Os desafios no combate à pobreza menstrual no Brasil

Enviada em 06/09/2021

A Agenda 2030 é formada por dezessete objetivos da Organização das Nações Unidas (ONU) para transformar o mundo. O décimo objetivo propõe a redução da desigualdade, proporcionando a todos indivíduos o cumprimento dos seus direitos. No entanto, hodiernamente, ao assimilar a meta do órgão mundial à realidade brasileira, é imperioso salientar que há o seu descumprimento em relação à distribuição pública de absorventes às mulheres devido ao não investimento governamental e à dificuldade de acesso a eles pelos cidadãos economicamente menos favoráveis. Por consequência, são necessárias medidas para reverter esses problemas.

Em primeira análise, a série “Orange Is The New Black” tem o enredo voltado ao cotidiano feminino na prisão. Em um episódio, as detentas sofreram com a escassez de coletores menstruais. Ao reclamarem com o diretor da instituição sobre a falta, foram informadas de que o abastecimento do mês ainda não tinha sido realizado por conta da redução monetária enviada pelo governo, forçando os administradores a diminuírem as despesas com os produtos de uso pessoal. Assim, ao assimilar a ficção à realidade, fica evidente que o não investimento governamental fomenta a pobreza menstrual, uma vez que dificulta o acesso das moças aos objetos íntimos.

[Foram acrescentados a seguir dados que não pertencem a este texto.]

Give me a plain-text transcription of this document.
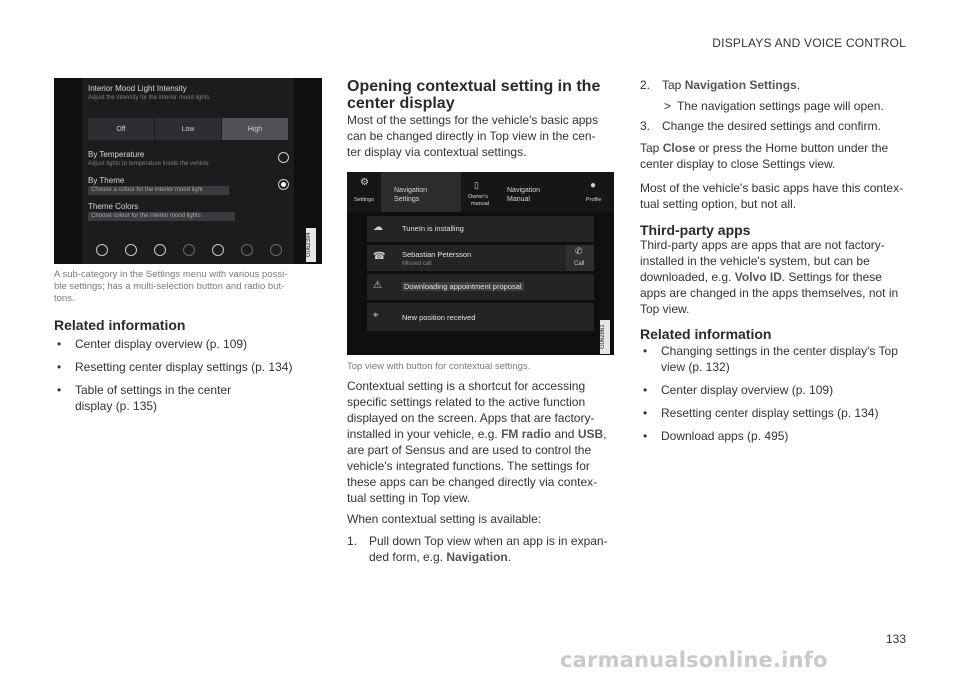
DISPLAYS AND VOICE CONTROL
133
carmanualsonline.info
Interior Mood Light Intensity
Adjust the intensity for the interior mood lights
Off	Low	High
By Temperature
Adjust lights to temperature inside the vehicle
By Theme
Choose a colour for the interior mood light
Theme Colors
Choose colour for the interior mood lights
G062394
A sub-category in the Settings menu with various possi-
ble settings; has a multi-selection button and radio but-
tons.
Related information
• Center display overview (p. 109)
• Resetting center display settings (p. 134)
• Table of settings in the center display (p. 135)
Opening contextual setting in the
center display
Most of the settings for the vehicle's basic apps
can be changed directly in Top view in the cen-
ter display via contextual settings.
⚙
Settings
Navigation
Settings
▯
Owner's
manual
Navigation
Manual
●
Profile
☁	TuneIn is installing
☎ Sebastian Petersson
Missed call
✆
Call
⚠	Downloading appointment proposal
⌖	New position received
G062861
Top view with button for contextual settings.
Contextual setting is a shortcut for accessing
specific settings related to the active function
displayed on the screen. Apps that are factory-
installed in your vehicle, e.g. FM radio and USB,
are part of Sensus and are used to control the
vehicle's integrated functions. The settings for
these apps can be changed directly via contex-
tual setting in Top view.
When contextual setting is available:
1. Pull down Top view when an app is in expan-
ded form, e.g. Navigation.
2. Tap Navigation Settings.
> The navigation settings page will open.
3. Change the desired settings and confirm.
Tap Close or press the Home button under the
center display to close Settings view.
Most of the vehicle's basic apps have this contex-
tual setting option, but not all.
Third-party apps
Third-party apps are apps that are not factory-
installed in the vehicle's system, but can be
downloaded, e.g. Volvo ID. Settings for these
apps are changed in the apps themselves, not in
Top view.
Related information
• Changing settings in the center display's Top view (p. 132)
• Center display overview (p. 109)
• Resetting center display settings (p. 134)
• Download apps (p. 495)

Outrossim, na obra “O Cortiço”, de Aluísio Azevedo, a personagem Pombinha é uma humilde menina que mora em uma das casinhas de aluguel. Ao menstruar pela primeira vez, a jovem pergunta à mãe o que fazer para não manchar as roupas e ela aconselha a filha a pôr pedaços de panos, uma vez que os absorventes são caros e, por isso, o uso de tecidos seria a melhor solução pelo fato de ela não conseguir comprar na lojinha. Logo, ao analisar o aspecto mencionado, é necessário ressaltar que a condição econômica é um fator que estimula o não acesso universal a esses métodos higiênicos, dado que as mulheres com menos condições tendem a usar outra maneira de segurar o fluxo, recorrendo, como Pombinha, a pedaços de tecidos.

Desse modo, são necessárias ações capazes de mitigar essas problemáticas. Para tal, as escolas devem educar os alunos para a cidadania, por meio de palestras e grupos de integração, para que saibam sobre os seus benefícios, exigindo que o governo invista o dinheiro público nos seus corretos locais de atuação. Ademais, os governos municipais devem garantir aos seus cidadãos o cumprimento dos seus direitos, por intermédio da distribuição de absorventes em postos de saúde, a fim de que as mulheres, independentemente das suas condições econômicas, tenham acesso a eles. A partir dessas atitudes, o combate à pobreza menstrual terá êxito.